Меня слушали парни, стоящие на иной ступени социальной лестницы. Они жили впроголодь, они рыскали по Москве с вечно жадными глазами. Отчаявшись, унижаясь и краснея, они шли к девчонкам из своего круга – податливым и за небольшие подарки на все согласным. В крайнем случае они использовали свои руки не только для труда и созидания…
А я, сияющий и недосягаемый, стоял на вершине.
Пропасть между нами была гораздо больше, чем между бомжом и всеми участниками списка Форбс, вместе взятыми. Примерно, как между инфузорией-туфелькой и неандертальцем. Нет, как между бактерией и кроманьонцем. Точно – бактерией и кроманьонцем.
Моим отсталым друзьям еще только предстояло эволюционировать в существа, отдаленно напоминающих мужчину. Тяжелый труд превратил обезьяну в человека, он же трансформировал бледных юношей в суровых мужей. Пускай сначала проутюжат в поисках чувих тысячу раз улицу Горького.
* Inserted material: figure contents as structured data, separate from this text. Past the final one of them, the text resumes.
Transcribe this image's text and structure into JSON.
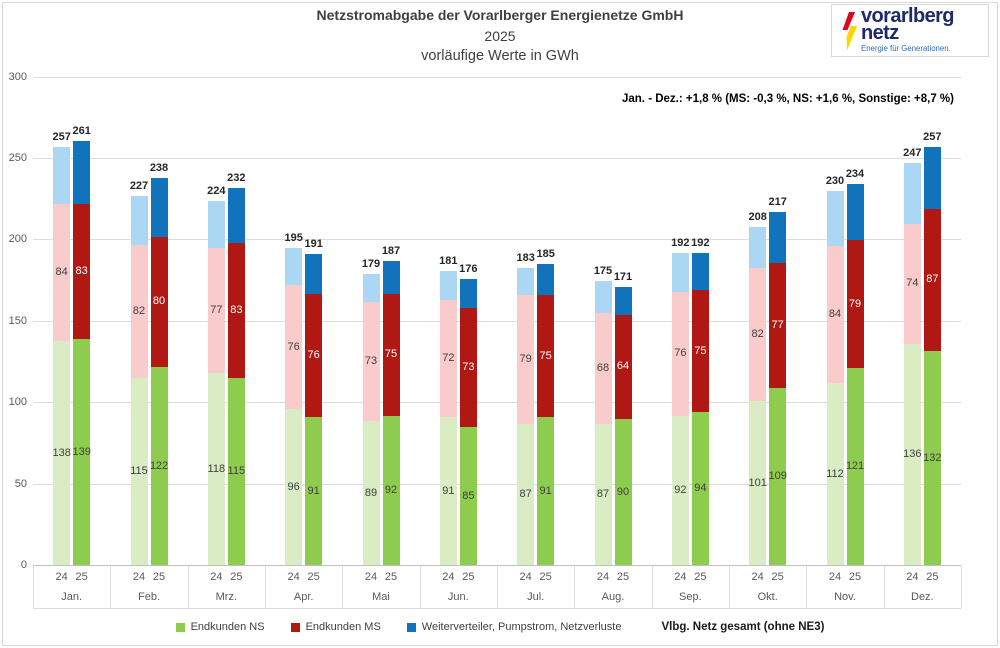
{
  "header": {
    "title": "Netzstromabgabe der Vorarlberger Energienetze GmbH",
    "year": "2025",
    "subtitle": "vorläufige Werte in GWh"
  },
  "logo": {
    "line1": "vorarlberg",
    "line2": "netz",
    "tagline": "Energie für Generationen."
  },
  "annotation": "Jan. - Dez.: +1,8 % (MS: -0,3 %, NS: +1,6 %, Sonstige: +8,7 %)",
  "legend": {
    "items": [
      {
        "label": "Endkunden NS",
        "color": "#8ECC4F"
      },
      {
        "label": "Endkunden MS",
        "color": "#B01814"
      },
      {
        "label": "Weiterverteiler, Pumpstrom, Netzverluste",
        "color": "#1273BD"
      }
    ],
    "total_label": "Vlbg. Netz gesamt (ohne NE3)"
  },
  "chart_data": {
    "type": "bar",
    "stacked": true,
    "unit": "GWh",
    "title": "Netzstromabgabe der Vorarlberger Energienetze GmbH 2025, vorläufige Werte in GWh",
    "ylim": [
      0,
      300
    ],
    "yticks": [
      0,
      50,
      100,
      150,
      200,
      250,
      300
    ],
    "grid": true,
    "legend_position": "bottom",
    "bar_year_labels": [
      "24",
      "25"
    ],
    "categories": [
      "Jan.",
      "Feb.",
      "Mrz.",
      "Apr.",
      "Mai",
      "Jun.",
      "Jul.",
      "Aug.",
      "Sep.",
      "Okt.",
      "Nov.",
      "Dez."
    ],
    "series": [
      {
        "name": "Endkunden NS",
        "year": "24",
        "role": "ns",
        "values": [
          138,
          115,
          118,
          96,
          89,
          91,
          87,
          87,
          92,
          101,
          112,
          136
        ]
      },
      {
        "name": "Endkunden MS",
        "year": "24",
        "role": "ms",
        "values": [
          84,
          82,
          77,
          76,
          73,
          72,
          79,
          68,
          76,
          82,
          84,
          74
        ]
      },
      {
        "name": "Weiterverteiler, Pumpstrom, Netzverluste",
        "year": "24",
        "role": "wv",
        "values": [
          35,
          30,
          29,
          23,
          17,
          18,
          17,
          20,
          24,
          25,
          34,
          37
        ]
      },
      {
        "name": "Endkunden NS",
        "year": "25",
        "role": "ns",
        "values": [
          139,
          122,
          115,
          91,
          92,
          85,
          91,
          90,
          94,
          109,
          121,
          132
        ]
      },
      {
        "name": "Endkunden MS",
        "year": "25",
        "role": "ms",
        "values": [
          83,
          80,
          83,
          76,
          75,
          73,
          75,
          64,
          75,
          77,
          79,
          87
        ]
      },
      {
        "name": "Weiterverteiler, Pumpstrom, Netzverluste",
        "year": "25",
        "role": "wv",
        "values": [
          39,
          36,
          34,
          24,
          20,
          18,
          19,
          17,
          23,
          31,
          34,
          38
        ]
      }
    ],
    "totals": {
      "y24": [
        257,
        227,
        224,
        195,
        179,
        181,
        183,
        175,
        192,
        208,
        230,
        247
      ],
      "y25": [
        261,
        238,
        232,
        191,
        187,
        176,
        185,
        171,
        192,
        217,
        234,
        257
      ]
    },
    "colors": {
      "y24": {
        "ns": "#D9ECC3",
        "ms": "#F9CBCB",
        "wv": "#ABD6F4"
      },
      "y25": {
        "ns": "#8ECC4F",
        "ms": "#B01814",
        "wv": "#1273BD"
      },
      "gridline": "#DCDCDC",
      "zero_line": "#BFBFBF",
      "axis_text": "#595959"
    }
  }
}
Пускай, пыхтя и потея, выдумывают натужные шутки, когда им повезет и какая-нибудь дурочка не пошлет их сразу. Пускай, униженно клянча у родителей, раздобудут денег на кино и мороженое. Пускай извернутся ужом и организуют, хотя бы на пару часов, такую нужную позарез свободную хату. Пускай, наконец, попробуют уложиться в эти короткие два часа. Уломать, заболтать, умолить девчонку!..
Долог и тернист был путь в мужчины в далеком 1988 году.
Я его прошел и закономерно пожинал плоды трудов своих. Я успокоился, стал благодушно ленивым рантье. Я жил на проценты с капитала, и моим капиталом была моя девушка…
Именно тогда, теплой и солнечной перестроечной осенью, еще до наступления всякого капитализма в России, я познал главную буржуинскую тайну. Я понял и до последней своей жилки прочувствовал ахиллесову пяту будущих баловней судьбы, приватизации и фондового рынка.
Когда имеешь все и жизнь твоя утопает в карамельной патоке удачи, очень боишься это все потерять.